Fix a loose or jamming hinge
There's poetry, mystery and humour in hinges. Just line up a few of their names: from butt hinges and flush hinges to slip hinges and friction hinges,
face-fixing hinges and Parliament hinges to piano hinges and invisible hinges
and — in the realm of true science fiction —lift-off hinges, counter flap hinges, rising butt hinges and double-action spring hinges. But when it comes to a hinge that doesn't work properly, there's no joy and no poetry.
Hinges that jam and creak
We exercise our own joints and moving parts, we feed them and care for them, wash them and moisturise them, but do we care for our household hinges? No!
Our door, window and cupboard hinges are working things and they need
maintenance to keep them stable and mobile.
If the screws that hold a hinge in place are allowed to loosen, the hinge
will begin to twist. With twisting, pressure will be set up on the hinge, which
loosens other screws and causes more twisting.
If wet paint is allowed to run behind a hinge or build up around the working
parts, it'll cause pressure on the hinge when it dries. Years of built-up paint
can cause it to bend to such a degree that the position of the window or door can change, causing it to jam or refuse to shut.
Most household hinges are made of steel, often coated with rust deterrents.
However, over time they'll succumb to rust if they're not oiled occasionally.
Oil the working parts of hinges with a light oil about once a year - particularly hinges near outside walls. Use them or lose them. Regular use keeps them mobile.
If a hinge has been allowed to seize, it is difficult to bring it back to full working order, as chipping dry paint off it or hitting it with a hammer
(not surprisingly) can cause surface damage. Soak the working part in a fine
penetrating or spray oil before attempting to unjam it. Replace the hinge if
Replace a window or door hinge
If a hinge has seized irreparably or has twisted causing the door or window
to jam, if you're lucky it might be just a simple matter of needing to unscrew
the hinge screws, buy another hinge the same size and screw it on.
Unfortunately, it's not always that straight- forward. If the hinge has rusted and seized, more than likely the screws have rusted too, or perhaps some
old paint is jamming them. Chip the old plant away and use penetrating oil to
help shift them. Push forcefully forwards when unscrewing them to prevent the screwdriver slipping and burring the screw. Use a manual screwdriver rather than a power drill as this will give you more purchase and allow you to unscrew more slowly. Press down firmly on the screw.
STOP before you burr a screw head.

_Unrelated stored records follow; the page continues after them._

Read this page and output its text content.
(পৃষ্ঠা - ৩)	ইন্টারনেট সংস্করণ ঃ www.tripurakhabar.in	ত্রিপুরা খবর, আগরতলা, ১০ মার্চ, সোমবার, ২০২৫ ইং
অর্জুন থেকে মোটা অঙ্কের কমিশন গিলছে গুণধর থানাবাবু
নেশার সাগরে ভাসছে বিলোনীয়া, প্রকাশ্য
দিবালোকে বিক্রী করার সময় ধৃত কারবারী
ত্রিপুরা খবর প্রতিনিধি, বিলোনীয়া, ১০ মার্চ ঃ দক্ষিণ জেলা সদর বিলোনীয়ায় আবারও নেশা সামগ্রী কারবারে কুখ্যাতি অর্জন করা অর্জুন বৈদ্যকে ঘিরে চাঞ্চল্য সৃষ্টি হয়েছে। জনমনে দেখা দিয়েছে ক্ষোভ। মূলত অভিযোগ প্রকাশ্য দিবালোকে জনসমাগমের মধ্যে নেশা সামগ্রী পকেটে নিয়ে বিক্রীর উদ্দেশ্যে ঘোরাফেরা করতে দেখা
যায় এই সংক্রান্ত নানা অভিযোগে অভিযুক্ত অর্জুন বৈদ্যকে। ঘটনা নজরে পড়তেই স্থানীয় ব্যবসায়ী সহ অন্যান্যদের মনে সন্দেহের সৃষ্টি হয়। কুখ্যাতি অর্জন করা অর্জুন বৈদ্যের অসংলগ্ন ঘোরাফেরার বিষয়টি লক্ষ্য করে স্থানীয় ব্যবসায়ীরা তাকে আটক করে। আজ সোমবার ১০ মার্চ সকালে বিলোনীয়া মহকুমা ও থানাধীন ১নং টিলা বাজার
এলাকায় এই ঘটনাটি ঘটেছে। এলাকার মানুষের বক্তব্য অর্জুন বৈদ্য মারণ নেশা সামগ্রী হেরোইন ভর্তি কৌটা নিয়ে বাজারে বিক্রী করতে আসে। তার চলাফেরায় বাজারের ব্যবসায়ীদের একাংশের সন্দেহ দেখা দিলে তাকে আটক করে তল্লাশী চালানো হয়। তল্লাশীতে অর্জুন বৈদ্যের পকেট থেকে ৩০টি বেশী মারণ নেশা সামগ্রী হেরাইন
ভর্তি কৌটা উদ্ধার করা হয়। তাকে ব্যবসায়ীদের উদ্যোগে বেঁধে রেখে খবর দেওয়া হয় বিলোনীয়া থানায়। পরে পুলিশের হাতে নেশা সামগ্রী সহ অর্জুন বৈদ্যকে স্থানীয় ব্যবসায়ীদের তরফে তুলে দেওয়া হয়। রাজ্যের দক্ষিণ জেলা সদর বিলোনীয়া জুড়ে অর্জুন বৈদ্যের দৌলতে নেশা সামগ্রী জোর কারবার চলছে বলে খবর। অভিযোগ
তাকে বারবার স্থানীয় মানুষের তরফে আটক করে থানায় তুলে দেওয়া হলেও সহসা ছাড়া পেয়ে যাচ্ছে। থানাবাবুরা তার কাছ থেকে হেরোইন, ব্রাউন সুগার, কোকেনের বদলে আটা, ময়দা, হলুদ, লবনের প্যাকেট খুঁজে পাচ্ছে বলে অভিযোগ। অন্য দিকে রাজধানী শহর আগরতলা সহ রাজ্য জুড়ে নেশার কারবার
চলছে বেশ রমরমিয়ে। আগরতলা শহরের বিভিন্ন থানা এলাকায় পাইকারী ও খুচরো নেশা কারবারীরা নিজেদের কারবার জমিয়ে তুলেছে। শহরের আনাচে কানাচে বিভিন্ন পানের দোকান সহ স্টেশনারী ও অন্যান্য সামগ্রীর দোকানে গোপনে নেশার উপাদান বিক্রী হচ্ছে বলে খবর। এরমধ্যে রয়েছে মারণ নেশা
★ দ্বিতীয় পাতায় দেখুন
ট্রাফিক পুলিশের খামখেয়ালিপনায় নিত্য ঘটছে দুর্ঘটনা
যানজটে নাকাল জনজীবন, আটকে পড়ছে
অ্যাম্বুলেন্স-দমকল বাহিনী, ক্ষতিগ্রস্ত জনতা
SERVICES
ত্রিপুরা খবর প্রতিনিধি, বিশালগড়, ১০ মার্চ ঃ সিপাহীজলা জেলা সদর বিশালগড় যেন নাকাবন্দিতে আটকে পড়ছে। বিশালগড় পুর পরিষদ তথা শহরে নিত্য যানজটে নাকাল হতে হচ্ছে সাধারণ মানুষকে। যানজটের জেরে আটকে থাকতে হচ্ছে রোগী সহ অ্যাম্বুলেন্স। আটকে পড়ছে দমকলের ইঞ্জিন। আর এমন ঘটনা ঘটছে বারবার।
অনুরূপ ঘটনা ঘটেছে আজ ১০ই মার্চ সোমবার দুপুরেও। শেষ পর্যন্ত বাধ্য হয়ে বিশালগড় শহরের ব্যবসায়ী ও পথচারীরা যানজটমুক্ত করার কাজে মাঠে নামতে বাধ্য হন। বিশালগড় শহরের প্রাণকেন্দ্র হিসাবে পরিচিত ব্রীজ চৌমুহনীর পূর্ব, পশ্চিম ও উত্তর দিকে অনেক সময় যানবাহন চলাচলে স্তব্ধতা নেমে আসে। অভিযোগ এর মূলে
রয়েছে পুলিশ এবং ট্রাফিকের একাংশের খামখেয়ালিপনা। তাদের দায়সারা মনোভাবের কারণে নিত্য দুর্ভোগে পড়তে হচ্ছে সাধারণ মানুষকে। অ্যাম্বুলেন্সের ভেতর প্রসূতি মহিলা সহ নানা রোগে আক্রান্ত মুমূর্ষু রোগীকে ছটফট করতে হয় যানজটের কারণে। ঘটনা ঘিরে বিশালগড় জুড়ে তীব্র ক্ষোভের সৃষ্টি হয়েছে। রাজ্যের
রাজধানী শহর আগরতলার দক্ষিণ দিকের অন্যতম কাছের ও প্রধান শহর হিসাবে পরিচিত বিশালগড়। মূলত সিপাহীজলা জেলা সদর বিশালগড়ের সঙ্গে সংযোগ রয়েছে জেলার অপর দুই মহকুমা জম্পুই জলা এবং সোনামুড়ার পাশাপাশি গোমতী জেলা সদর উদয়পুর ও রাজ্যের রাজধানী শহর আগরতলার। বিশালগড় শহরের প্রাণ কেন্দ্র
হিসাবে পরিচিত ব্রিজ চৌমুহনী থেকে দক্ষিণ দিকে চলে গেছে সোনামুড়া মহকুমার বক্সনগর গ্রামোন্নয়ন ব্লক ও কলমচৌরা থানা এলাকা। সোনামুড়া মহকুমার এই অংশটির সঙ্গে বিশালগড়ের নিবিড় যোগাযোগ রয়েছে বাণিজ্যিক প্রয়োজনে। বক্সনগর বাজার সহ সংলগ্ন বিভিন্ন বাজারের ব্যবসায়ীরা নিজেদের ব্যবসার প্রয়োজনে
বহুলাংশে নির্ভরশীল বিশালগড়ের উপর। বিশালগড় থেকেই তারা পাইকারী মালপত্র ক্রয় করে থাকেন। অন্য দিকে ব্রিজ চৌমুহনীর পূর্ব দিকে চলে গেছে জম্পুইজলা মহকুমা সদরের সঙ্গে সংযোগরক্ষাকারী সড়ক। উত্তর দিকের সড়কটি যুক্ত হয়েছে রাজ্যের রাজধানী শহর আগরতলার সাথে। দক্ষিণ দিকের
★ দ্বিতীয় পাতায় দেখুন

Unscrewing it once burred is harder than
anything else you might want to try.
Borrow an impact driver from a well-tooled friend or a local engineering
shop. Place the driver in the screw slot and hit the top of the impact driver
firmly with a hammer. Internal gearing in the driver turns the screw.
Failing that, you could buy a cheap power-drill screwdriver bit, clean out
the screw head as much as possible and superglue the bit to the head of the
screw ( see cyanoacrylate adhesive in 'Glues and adhesives' ). Once it has set, unscrew it. Works well for only one screw though.
If your efforts have burred the screw you will need a different approach.
If a few applications of penetrating oil have not helped you move a screw,
try one of the following steps.
Remove a stripped screw
Sometimes just a bigger bit of the same type will work. Sometimes the worn screw head will accept another screw bit such as a square head, Allen key (hexagonal) or Torx (six-pointed star) bit (See 'Selecting the driver to fit the screw' in 'Screws' ).
A screw extractor is cheap ($10—$20) and will probably be the answer. Use it
like a normal screwdriver. The rough strong metal threads at its tip will burrow
into the screw head.
If, however, it can’t get a grip, you might have to drill a small hole into the head of the screw to allow the extractor bit to bite. Use a metal drill bit to drill into the screw head, using a small size and not drilling in so far that you destroy the screw head.
A multi-spline screw extractor has splines that fit over the head of the screw and internal teeth engage the round head. Typically you would buy one of these in a ‘bolt extractor’ set, and it would only be of use if the screw head is exposed.
Last resort methods
Two last-resort methods of removing the hinge are quite destructive, but
might be necessary:
You could drill through the length of the screw with a drill bit slightly smaller than the shaft of the screw (takes a long time). Before you start, punch the slot of the screw with a large nail punch to allow the drill bit to start working.
If the surrounding wood is soft wood, you could lift the hinge with a jemmy
bar, pulling the screws with it. This, of course, will tear the screw holes. Using wider gauge screws might give enough purchase for replacement, or filling the holes with a strong drillable builder's mastic might be the answer (talk to your hardware supplier).